Bill and Ted Face The Music (dir. Dean Parisot, 2020) — Review

The endearingly cheesy practical effects of the original are gone. But Keanu Reeves and Alex Winter, revisiting their rock-loving slackers in full middle-aged himbodom, are historical artefacts in themselves. Bill and Ted, the highschoolers whom we first encountered “failing heinously” in history class in 1989, returned for their fluffy, low-stakes threequel in the throes of the pandemic.

While the original B&T was a sort of Doctor Who/Mark Twain/Spinal Tap mashup, with two relatively unknown actors blundering puppishly through Napoleonic battles and Renaissance England, Bill and Ted Face The Music languished in development hell for fifteen years before being greenlit off the success off John Wick. The long-delayed third instalment, with its midlife-crisis-faded-celebrity plotline, presumably cuts close to the bone for Alex Winter (the non-John Wick of the pair) — but if so, it doesn’t show. Instead, amidst a glut of edgy, dystopian, oh-so-clever sci-fis and 80s reboots, Bill and Ted 3 continues riding high on the absurd, sweetly sincere idealism that set it aside from the stoner comedies of its original era.

Let’s be realistic: the franchise has never concerned itself overly with plot: frankly, a welcome change after the intricate black-hole physics of Christopher Nolan et al.
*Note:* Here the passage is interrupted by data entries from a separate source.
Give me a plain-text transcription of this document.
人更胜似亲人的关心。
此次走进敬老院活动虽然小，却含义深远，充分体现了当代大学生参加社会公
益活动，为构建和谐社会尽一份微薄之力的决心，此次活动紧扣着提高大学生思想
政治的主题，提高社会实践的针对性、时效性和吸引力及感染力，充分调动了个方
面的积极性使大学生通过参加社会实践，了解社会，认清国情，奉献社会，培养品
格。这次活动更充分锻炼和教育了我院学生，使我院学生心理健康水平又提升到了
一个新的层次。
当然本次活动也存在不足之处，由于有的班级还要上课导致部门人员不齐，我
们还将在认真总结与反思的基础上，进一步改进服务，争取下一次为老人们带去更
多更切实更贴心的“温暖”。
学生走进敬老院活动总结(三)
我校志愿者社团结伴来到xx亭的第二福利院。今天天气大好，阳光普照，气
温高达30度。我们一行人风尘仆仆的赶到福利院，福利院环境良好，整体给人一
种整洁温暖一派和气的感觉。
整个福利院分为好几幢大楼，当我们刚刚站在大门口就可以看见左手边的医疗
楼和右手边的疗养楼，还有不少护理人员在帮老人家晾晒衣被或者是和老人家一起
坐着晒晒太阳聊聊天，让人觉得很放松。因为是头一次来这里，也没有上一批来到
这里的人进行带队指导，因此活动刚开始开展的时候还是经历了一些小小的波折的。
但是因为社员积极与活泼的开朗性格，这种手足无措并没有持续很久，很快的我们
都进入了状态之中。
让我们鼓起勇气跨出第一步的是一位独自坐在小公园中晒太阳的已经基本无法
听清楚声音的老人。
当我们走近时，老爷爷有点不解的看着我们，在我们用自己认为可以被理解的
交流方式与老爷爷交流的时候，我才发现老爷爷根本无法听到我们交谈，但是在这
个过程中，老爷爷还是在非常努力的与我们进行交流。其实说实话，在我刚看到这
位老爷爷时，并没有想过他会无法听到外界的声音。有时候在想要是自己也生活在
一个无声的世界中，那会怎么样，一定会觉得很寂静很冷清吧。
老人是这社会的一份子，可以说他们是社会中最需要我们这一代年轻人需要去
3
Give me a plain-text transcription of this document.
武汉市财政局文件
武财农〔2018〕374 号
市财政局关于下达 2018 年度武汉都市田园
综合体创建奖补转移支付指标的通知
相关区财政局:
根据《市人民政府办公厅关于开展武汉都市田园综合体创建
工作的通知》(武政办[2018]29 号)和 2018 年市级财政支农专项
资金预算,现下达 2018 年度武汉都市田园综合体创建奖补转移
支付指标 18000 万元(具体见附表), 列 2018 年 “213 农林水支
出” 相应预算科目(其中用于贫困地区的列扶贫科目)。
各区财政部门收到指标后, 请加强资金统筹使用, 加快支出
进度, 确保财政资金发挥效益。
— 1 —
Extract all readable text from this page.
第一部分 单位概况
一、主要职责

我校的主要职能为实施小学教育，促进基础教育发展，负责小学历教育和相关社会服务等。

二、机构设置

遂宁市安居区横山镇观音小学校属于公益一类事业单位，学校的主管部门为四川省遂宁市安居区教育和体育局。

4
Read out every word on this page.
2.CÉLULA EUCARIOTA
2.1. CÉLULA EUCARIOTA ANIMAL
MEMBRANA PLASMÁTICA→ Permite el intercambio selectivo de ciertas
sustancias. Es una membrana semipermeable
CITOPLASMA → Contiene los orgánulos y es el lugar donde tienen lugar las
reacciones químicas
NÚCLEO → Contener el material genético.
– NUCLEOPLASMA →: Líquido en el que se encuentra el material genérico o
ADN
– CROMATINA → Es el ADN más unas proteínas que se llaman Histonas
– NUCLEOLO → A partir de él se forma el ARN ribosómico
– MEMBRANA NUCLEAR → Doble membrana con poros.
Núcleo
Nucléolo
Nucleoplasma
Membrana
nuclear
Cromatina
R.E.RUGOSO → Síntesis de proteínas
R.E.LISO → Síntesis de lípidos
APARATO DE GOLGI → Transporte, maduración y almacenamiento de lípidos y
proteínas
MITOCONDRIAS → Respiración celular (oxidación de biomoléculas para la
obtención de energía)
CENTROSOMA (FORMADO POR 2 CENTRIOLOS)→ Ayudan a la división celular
For those unfamiliar with the original, Bill and Ted remain eerily unchanged from their high-school days, even if the sight of Reeves without a beard (though sporting the John Wick bob) seems a little discomfiting. Who knew the man had a chin? Happily, Reeves has left his hard-man stunt training at the door, made obvious in an opening sequence which sees him playing the theremin (and bagpipes, and trumpet) with the arm movements of a frog in a blender.

Bill and Ted Face The Music returns, loosely, to the prophecy introduced in the earlier films: Bill and Ted (and their band Wyld Stallyns) will write the ultimate song that will unite the universe and bring about world peace. Alas, thirty years on, things haven’t quite worked out. Their music is going from bad to worse, their wives can’t even get them to couples therapy without each other, and their sole achievement seems to be their daughters — each named after their dad’s best friend. Billie (Brigette Lundy-Paine) and Thea (Samara Weaving) are fine-tuned to appeal to this generation’s version of the ‘slacker’, as Ted’s long-suffering father points out: “They're twenty-four. They live at home, and they're unemployed.” Being ‘Little Bill’ and ‘Little Ted’ has gone from from being cute to a curse: all these androgynous, goofy kids do is sit around dissecting the bass riffs in obscure prog-rock albums. Hashtag relatable, apparently.

Bill and Ted’s wacky adventures! and bizarre encounters! with their own variously transformed selves run in parallel with the attempts of Thea and Billie to assemble their own universe-saving supergroup on their dads’ behalf. They travel back to the 1960s and recruit Jimi Hendrix (DazMann Still); to the 1920s to pick up Louis Armstrong (Jeremiah Craft); and then to 18th-century Salzburg to enlist Mozart (Daniel Dorr). The choice of classical musician represents a grievous missed opportunity — the writers could have done with a visit to London’s Handel and Hendrix Museum, a townhouse once occupied by both legends. But of course the most powerful musician of all is the Grim Reaper from Bergman’s Seventh Seal, first encountered in Bill & Ted’s Bogus Journey — a very welcome resurrection of Death, William Sandler’s Seventh Seal spoof, denizen of the underworld and master of the 40-minute bass solo.

The failure to give Weaving and Lundy-Paine anything really funny to do poses the film’s biggest problem. But for those content with plenty of low-stakes character development and dawdling, there are flashes of unexpected pleasure, such as Dennis the robot. Introduced as a bland sci-fi trope, Anthony Carrigan’s icy-eyed killing machine quickly crumbles into a paranoiacally guilty humanoid, perking up the sad, dumpy CGI backgrounds that dominate the film’s third act. Unfortunately, the final universe-saving song and the Zoom-worthy backdrops culminate in a truly pandemic-era resolution, recalling Gal Gadot’s crowdsourced “Imagine” music video — this one with fewer celebrities.

A sequel of rare sincerity, Bill & Ted Face the Music avoids feeling like a craven reviving of a hollowed-out IP or a cynical reboot, mostly because its ambition is the stuff of affection — for what the filmmakers are doing, made with sympathy for their audience and a genuine desire to explore these characters in a new context. Maybe that’s the despair talking. Or maybe it’s just the relief of for once confronting the past and finding that it has aged considerably well. Party on, dudes!